Question

Player II is moving an important item in one of three cars, labeled 1, 2, and 3. Player I will drop a bomb on one of the cars of her choosing. She no chance of destroying the item bombs the wrong car. If she chooses the right car, then her probability of destroying the item depends on that car. The probabilities for cars 1, 2, and 3 are equal to 3/4, 1/4, and 1/2. write the 3 times 3 payoff matrix for the game, and find an optimal strategy for each player.

Answer 1

Answer:

There are 3 strategies for Player I - i) throw bomb on car 1 ii) i) throw bomb on car 2 iii) i) throw bomb on car 3

Similarly, there are 3 strategies for Player II - i) put item on car 1 ii) put item on car 2 iii) put item on car 3

The payoff matrix is \begin{pmatrix} 3/4 &0 &0 \\ 0&1/4 &0 \\ 0&0 &1/2 \end{pmatrix}

Row 1, Column 1 : If the player I drops bomb on car 1 and the item is in the car 1 then the probability of destroying the item is 3/4.

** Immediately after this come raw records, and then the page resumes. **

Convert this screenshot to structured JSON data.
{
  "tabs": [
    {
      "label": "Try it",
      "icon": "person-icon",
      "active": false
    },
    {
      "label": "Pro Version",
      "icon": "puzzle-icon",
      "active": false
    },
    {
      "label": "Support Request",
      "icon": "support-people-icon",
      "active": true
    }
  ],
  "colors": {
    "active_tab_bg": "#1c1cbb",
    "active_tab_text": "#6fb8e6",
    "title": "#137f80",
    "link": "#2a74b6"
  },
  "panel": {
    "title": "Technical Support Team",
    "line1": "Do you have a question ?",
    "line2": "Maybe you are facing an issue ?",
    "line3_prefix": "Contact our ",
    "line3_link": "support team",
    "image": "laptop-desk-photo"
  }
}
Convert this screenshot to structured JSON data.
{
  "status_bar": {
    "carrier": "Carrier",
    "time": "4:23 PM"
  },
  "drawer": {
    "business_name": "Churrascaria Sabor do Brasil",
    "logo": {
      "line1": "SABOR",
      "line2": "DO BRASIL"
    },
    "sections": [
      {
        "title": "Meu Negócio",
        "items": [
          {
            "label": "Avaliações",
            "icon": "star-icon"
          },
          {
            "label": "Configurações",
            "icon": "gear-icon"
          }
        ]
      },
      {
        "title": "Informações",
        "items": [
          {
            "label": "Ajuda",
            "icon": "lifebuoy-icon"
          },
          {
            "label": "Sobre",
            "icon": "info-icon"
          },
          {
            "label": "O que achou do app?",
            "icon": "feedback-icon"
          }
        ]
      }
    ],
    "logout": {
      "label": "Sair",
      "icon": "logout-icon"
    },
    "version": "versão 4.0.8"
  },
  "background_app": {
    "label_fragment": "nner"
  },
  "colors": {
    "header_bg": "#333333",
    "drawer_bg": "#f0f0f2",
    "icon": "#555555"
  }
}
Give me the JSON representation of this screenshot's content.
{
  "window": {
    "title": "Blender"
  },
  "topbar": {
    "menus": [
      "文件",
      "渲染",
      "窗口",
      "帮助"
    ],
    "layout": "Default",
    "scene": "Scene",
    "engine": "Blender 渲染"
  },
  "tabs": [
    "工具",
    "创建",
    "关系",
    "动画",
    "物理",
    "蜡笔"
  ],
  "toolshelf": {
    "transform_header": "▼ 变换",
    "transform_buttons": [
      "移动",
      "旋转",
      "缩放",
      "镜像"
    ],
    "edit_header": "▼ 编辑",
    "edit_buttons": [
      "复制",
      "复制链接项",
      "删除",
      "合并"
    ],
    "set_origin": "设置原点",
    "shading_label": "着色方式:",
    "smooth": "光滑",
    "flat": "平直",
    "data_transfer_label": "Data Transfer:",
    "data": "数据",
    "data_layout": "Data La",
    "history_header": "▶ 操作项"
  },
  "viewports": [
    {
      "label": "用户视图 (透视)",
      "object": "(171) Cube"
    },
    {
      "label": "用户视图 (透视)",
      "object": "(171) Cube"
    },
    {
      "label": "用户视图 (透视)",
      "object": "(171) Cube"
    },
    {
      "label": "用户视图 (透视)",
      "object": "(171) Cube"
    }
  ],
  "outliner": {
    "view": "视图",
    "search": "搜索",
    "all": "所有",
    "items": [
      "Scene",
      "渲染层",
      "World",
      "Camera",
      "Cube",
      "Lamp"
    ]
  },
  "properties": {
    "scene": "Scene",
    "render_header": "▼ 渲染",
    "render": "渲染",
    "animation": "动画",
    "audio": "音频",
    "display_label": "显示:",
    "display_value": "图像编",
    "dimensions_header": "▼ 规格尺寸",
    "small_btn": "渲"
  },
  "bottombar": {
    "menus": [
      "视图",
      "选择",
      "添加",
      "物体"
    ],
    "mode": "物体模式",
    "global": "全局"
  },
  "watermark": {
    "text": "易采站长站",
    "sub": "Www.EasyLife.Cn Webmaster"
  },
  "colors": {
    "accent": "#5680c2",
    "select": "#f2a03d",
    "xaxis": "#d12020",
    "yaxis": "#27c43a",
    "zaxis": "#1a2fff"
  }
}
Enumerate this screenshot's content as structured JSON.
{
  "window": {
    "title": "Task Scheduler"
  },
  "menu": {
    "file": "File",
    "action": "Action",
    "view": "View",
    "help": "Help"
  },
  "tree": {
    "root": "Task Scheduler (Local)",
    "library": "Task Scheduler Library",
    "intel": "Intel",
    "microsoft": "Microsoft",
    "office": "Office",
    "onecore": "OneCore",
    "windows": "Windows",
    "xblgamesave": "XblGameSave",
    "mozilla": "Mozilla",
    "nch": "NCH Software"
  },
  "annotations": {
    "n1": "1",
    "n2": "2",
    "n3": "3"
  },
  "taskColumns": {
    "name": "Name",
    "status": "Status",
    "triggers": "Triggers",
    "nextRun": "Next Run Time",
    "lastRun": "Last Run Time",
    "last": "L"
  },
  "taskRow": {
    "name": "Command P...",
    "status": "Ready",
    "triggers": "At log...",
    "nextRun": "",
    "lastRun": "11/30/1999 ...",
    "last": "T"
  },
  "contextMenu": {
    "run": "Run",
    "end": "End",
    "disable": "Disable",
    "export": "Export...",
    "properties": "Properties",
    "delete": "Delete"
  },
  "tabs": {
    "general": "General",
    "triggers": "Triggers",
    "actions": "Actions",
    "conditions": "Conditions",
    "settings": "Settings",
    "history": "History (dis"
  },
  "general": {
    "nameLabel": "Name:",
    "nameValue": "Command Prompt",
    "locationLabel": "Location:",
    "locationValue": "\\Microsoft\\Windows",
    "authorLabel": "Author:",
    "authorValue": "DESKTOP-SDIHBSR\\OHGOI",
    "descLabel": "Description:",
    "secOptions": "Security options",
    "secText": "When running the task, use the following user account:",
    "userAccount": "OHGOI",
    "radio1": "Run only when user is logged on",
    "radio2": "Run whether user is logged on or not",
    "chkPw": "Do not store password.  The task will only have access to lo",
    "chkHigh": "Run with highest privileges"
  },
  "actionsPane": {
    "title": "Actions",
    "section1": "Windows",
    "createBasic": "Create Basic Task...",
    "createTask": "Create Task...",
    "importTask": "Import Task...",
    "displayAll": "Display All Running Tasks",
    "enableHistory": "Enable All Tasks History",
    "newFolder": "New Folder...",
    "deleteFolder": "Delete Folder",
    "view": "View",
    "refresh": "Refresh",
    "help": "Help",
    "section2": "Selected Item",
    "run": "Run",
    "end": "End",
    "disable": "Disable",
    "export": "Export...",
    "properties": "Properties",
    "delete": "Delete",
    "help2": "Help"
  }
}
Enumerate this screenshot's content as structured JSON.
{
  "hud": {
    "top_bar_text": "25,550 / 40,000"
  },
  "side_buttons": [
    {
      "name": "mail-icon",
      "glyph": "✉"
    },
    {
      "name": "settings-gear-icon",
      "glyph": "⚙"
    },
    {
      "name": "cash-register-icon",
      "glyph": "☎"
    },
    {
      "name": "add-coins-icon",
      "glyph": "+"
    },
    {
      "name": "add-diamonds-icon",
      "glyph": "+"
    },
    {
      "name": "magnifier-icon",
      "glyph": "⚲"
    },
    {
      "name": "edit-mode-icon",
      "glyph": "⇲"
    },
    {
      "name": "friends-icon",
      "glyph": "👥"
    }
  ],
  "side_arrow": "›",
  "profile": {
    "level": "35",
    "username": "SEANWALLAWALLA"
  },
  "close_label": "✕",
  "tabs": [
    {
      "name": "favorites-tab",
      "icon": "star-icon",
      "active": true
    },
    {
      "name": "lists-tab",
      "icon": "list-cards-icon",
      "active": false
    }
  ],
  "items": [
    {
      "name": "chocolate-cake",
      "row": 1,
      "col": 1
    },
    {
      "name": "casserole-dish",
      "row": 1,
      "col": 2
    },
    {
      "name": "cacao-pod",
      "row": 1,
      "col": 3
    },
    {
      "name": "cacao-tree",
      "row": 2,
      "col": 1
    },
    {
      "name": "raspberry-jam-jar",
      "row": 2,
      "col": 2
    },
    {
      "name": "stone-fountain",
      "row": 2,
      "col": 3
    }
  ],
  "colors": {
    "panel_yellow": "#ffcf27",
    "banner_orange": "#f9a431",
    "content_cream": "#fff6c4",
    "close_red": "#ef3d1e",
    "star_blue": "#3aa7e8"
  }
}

Row 1, Column 2 or Row 1, Column 3: If the player I drops bomb on car 1 and the item is in the car 2 or 3 then the probability of destroying the item is 0.

Row 2, Column 2 : If the player I drops bomb on car 2 and the item is in the car 2 then the probability of destroying the item is 1/4.

Row 2, Column 1 or Row 2, Column 3: If the player I drops bomb on car 2 and the item is in the car 1 or 3 then the probability of destroying the item is 0.

Row 3, Column 3 : If the player I drops bomb on car 3 and the item is in the car 3 then the probability of destroying the item is 1/2.

Row 3, Column 1 or Row 3, Column 2: If the player I drops bomb on car 3 and the item is in the car 1 or 2 then the probability of destroying the item is 0.

Finding the optimal strategy for both the players.

Let p = (p1, p2, p3) be the optimal strategy for the player I and q = (q1, q2, q3) be the optimal strategy for the player II where p1,p2,p3 are the probabilities of player I dropping the bomb on car 1,2 or 3. And q1,q1,q3 are the probabilities of player II putting items in car 1,2 or 3.

Let V be the value of the game.

Solving the equations derived from the pay off matrix , 3/4p1 = V,

1/4p2 = V,

1/2p3=V

and p1+p2+p3=1

p1 = 4/3V, p2=4V, p3=2V

4/3V + 4V + 2V = 1

or, V = 3/22

so, p1 = 4/3V = 2/11, p2 = 4V = 6/11, p3=2V = 3/11

Similarly, we solve for q = (q1, q2, q3), 3/4q1 = V,

1/4q2 = V,

1/2q3=V

and q1+q2+q3=1

we get q1 = 4/3V = 2/11, q2 = 4V = 6/11, q3=2V = 3/11

So, the optimal strategies for both the players are

p = (2/11,6/11,3/11) and q= (2/11,6/11,3/11 and

the value of the game is 3/22.